L’annuncio viene da Catanzaro, in coda alla riunione che ha
visto confrontarsi il sindaco di Cassano, Gianluca Gallo,
accompagnato dal dirigente municipale del settore lavori
pubblici, Franco Sarubbo, ed i vertici dell’Ufficio del
commissario, rappresentato dal commissario Carlo Alfiero e dalla
sua vice Giuliana Perrotta. Un incontro durato poco più
d’un’ora, aperto dalla consegna al commissario dell’ordine del
giorno approvato, la sera prima, dal consiglio comunale. Il
quale, con voto unanime, aveva <<manifestato allarme per
l’arrivo in città di tonnellate di rifiuti, nel mentre risulta
ancora irrisolto il problema dello smaltimento abusivo sul
proprio territorio delle ferriti di zinco prodotte dalla
Pertusola sud di Crotone>>, e per l’effetto aveva <<respinto
fermamente il contenuto dell’ordinanza commissariale, impegnando
l’amministrazione comunale ad assumere con determinazione ogni
iniziativa utile a limitare la portata del provvedimento in
oggetto ed avviare a soluzione il problema dell’inquinamento
derivante dalla presenza delle ferriti di zinco>>. Un mandato
pieno ed inequivocabile, che ha portato il primo cittadino a
chiedere la revoca dell’ordinanza di recente emessa. <<Di fronte
a tale richiesta – ha poi spiegato Gallo - il prefetto Alfiero
ha assicurato che si procederà, in tempi brevi, ad un’attenta
valutazione delle ragioni ed istanze avanzate dall’assemblea
consiliare, verificando altresì la disponibilità di discariche
od impianti idonei ad accogliere i rifiuti provenienti dalla
Campania>>. Che da ieri, in ogni caso, non varcano più i
cancelli della discarica di contrada Silva: su disposizione
dell’Ufficio del commissario, sollecitato in tal senso dal
Municipio cassanese, sono stati infatti sospesi i viaggi dei tir
diretti in Calabria. Un’apertura al dialogo, apprezzata da
Gallo, che prima di ripartire alla volta di Cassano s’è detto
anche <<fiducioso per una positiva risoluzione della vicenda>>.
Decisivi saranno, probabilmente, i prossimi due giorni.
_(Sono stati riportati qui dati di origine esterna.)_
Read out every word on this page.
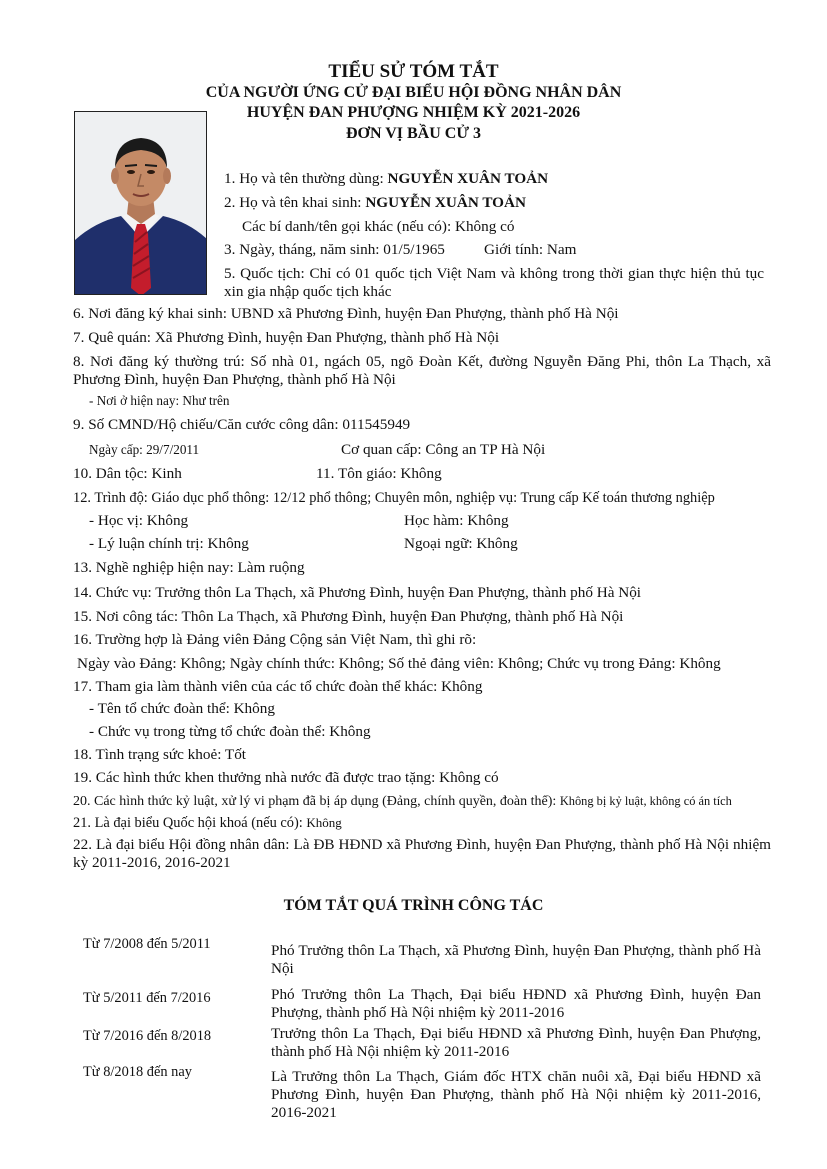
TIỂU SỬ TÓM TẮT
CỦA NGƯỜI ỨNG CỬ ĐẠI BIỂU HỘI ĐỒNG NHÂN DÂN
HUYỆN ĐAN PHƯỢNG NHIỆM KỲ 2021-2026
ĐƠN VỊ BẦU CỬ 3
1. Họ và tên thường dùng: NGUYỄN XUÂN TOẢN
2. Họ và tên khai sinh: NGUYỄN XUÂN TOẢN
Các bí danh/tên gọi khác (nếu có): Không có
3. Ngày, tháng, năm sinh: 01/5/1965	Giới tính: Nam
5. Quốc tịch: Chỉ có 01 quốc tịch Việt Nam và không trong thời gian thực hiện thủ tục xin gia nhập quốc tịch khác
6. Nơi đăng ký khai sinh: UBND xã Phương Đình, huyện Đan Phượng, thành phố Hà Nội
7. Quê quán: Xã Phương Đình, huyện Đan Phượng, thành phố Hà Nội
8. Nơi đăng ký thường trú: Số nhà 01, ngách 05, ngõ Đoàn Kết, đường Nguyễn Đăng Phi, thôn La Thạch, xã Phương Đình, huyện Đan Phượng, thành phố Hà Nội
- Nơi ở hiện nay: Như trên
9. Số CMND/Hộ chiếu/Căn cước công dân: 011545949
Ngày cấp: 29/7/2011	Cơ quan cấp: Công an TP Hà Nội
10. Dân tộc: Kinh	11. Tôn giáo: Không
12. Trình độ: Giáo dục phổ thông: 12/12 phổ thông; Chuyên môn, nghiệp vụ: Trung cấp Kế toán thương nghiệp
- Học vị: Không	Học hàm: Không
- Lý luận chính trị: Không	Ngoại ngữ: Không
13. Nghề nghiệp hiện nay: Làm ruộng
14. Chức vụ: Trưởng thôn La Thạch, xã Phương Đình, huyện Đan Phượng, thành phố Hà Nội
15. Nơi công tác: Thôn La Thạch, xã Phương Đình, huyện Đan Phượng, thành phố Hà Nội
16. Trường hợp là Đảng viên Đảng Cộng sản Việt Nam, thì ghi rõ:
Ngày vào Đảng: Không; Ngày chính thức: Không; Số thẻ đảng viên: Không; Chức vụ trong Đảng: Không
17. Tham gia làm thành viên của các tổ chức đoàn thể khác: Không
- Tên tổ chức đoàn thể: Không
- Chức vụ trong từng tổ chức đoàn thể: Không
18. Tình trạng sức khoẻ: Tốt
19. Các hình thức khen thưởng nhà nước đã được trao tặng: Không có
20. Các hình thức kỷ luật, xử lý vi phạm đã bị áp dụng (Đảng, chính quyền, đoàn thể): Không bị kỷ luật, không có án tích
21. Là đại biểu Quốc hội khoá (nếu có): Không
22. Là đại biểu Hội đồng nhân dân: Là ĐB HĐND xã Phương Đình, huyện Đan Phượng, thành phố Hà Nội nhiệm kỳ 2011-2016, 2016-2021
TÓM TẮT QUÁ TRÌNH CÔNG TÁC
Từ 7/2008 đến 5/2011	Phó Trưởng thôn La Thạch, xã Phương Đình, huyện Đan Phượng, thành phố Hà Nội
Từ 5/2011 đến 7/2016	Phó Trưởng thôn La Thạch, Đại biểu HĐND xã Phương Đình, huyện Đan Phượng, thành phố Hà Nội nhiệm kỳ 2011-2016
Từ 7/2016 đến 8/2018	Trưởng thôn La Thạch, Đại biểu HĐND xã Phương Đình, huyện Đan Phượng, thành phố Hà Nội nhiệm kỳ 2011-2016
Từ 8/2018 đến nay	Là Trưởng thôn La Thạch, Giám đốc HTX chăn nuôi xã, Đại biểu HĐND xã Phương Đình, huyện Đan Phượng, thành phố Hà Nội nhiệm kỳ 2011-2016, 2016-2021
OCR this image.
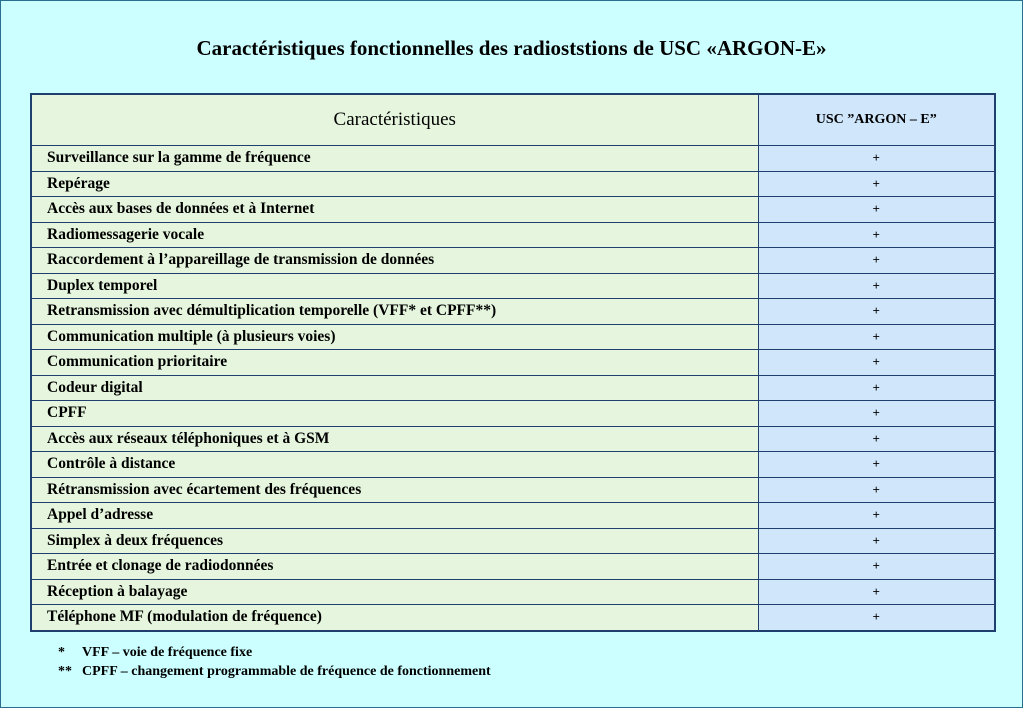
Caractéristiques fonctionnelles des radioststions de USC «ARGON-E»
Caractéristiques	USC ”ARGON – E”
Surveillance sur la gamme de fréquence	+
Repérage	+
Accès aux bases de données et à Internet	+
Radiomessagerie vocale	+
Raccordement à l’appareillage de transmission de données	+
Duplex temporel	+
Retransmission avec démultiplication temporelle (VFF* et CPFF**)	+
Communication multiple (à plusieurs voies)	+
Communication prioritaire	+
Codeur digital	+
CPFF	+
Accès aux réseaux téléphoniques et à GSM	+
Contrôle à distance	+
Rétransmission avec écartement des fréquences	+
Appel d’adresse	+
Simplex à deux fréquences	+
Entrée et clonage de radiodonnées	+
Réception à balayage	+
Téléphone MF (modulation de fréquence)	+
* VFF – voie de fréquence fixe
** CPFF – changement programmable de fréquence de fonctionnement
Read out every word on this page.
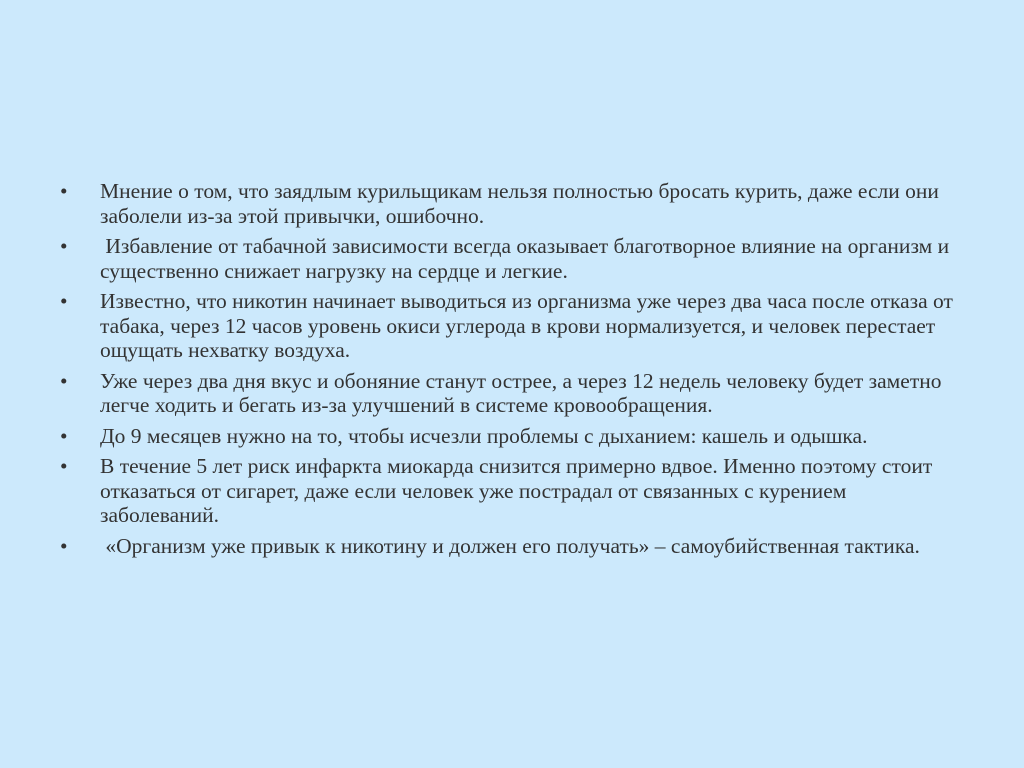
•	Мнение о том, что заядлым курильщикам нельзя полностью бросать курить, даже если они заболели из-за этой привычки, ошибочно.
•	Избавление от табачной зависимости всегда оказывает благотворное влияние на организм и существенно снижает нагрузку на сердце и легкие.
•	Известно, что никотин начинает выводиться из организма уже через два часа после отказа от табака, через 12 часов уровень окиси углерода в крови нормализуется, и человек перестает ощущать нехватку воздуха.
•	Уже через два дня вкус и обоняние станут острее, а через 12 недель человеку будет заметно легче ходить и бегать из-за улучшений в системе кровообращения.
•	До 9 месяцев нужно на то, чтобы исчезли проблемы с дыханием: кашель и одышка.
•	В течение 5 лет риск инфаркта миокарда снизится примерно вдвое. Именно поэтому стоит отказаться от сигарет, даже если человек уже пострадал от связанных с курением заболеваний.
•	«Организм уже привык к никотину и должен его получать» – самоубийственная тактика.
Sembra
infatti che il prefetto Alfiero si sia impegnato a far conoscere
l’esito dell’annunciata riflessione non più tardi di sabato. E
se l’ordinanza fosse riconfermata? <<Insieme alla conferenza dei
capigruppo – puntualizza il sindaco salendo in auto – penseremo
alle eventuali, necessarie contromisure>>.
Intanto, al fronte di chi dice no alla spazzatura campana
s’aggrega il consigliere provinciale Luigi Garofalo.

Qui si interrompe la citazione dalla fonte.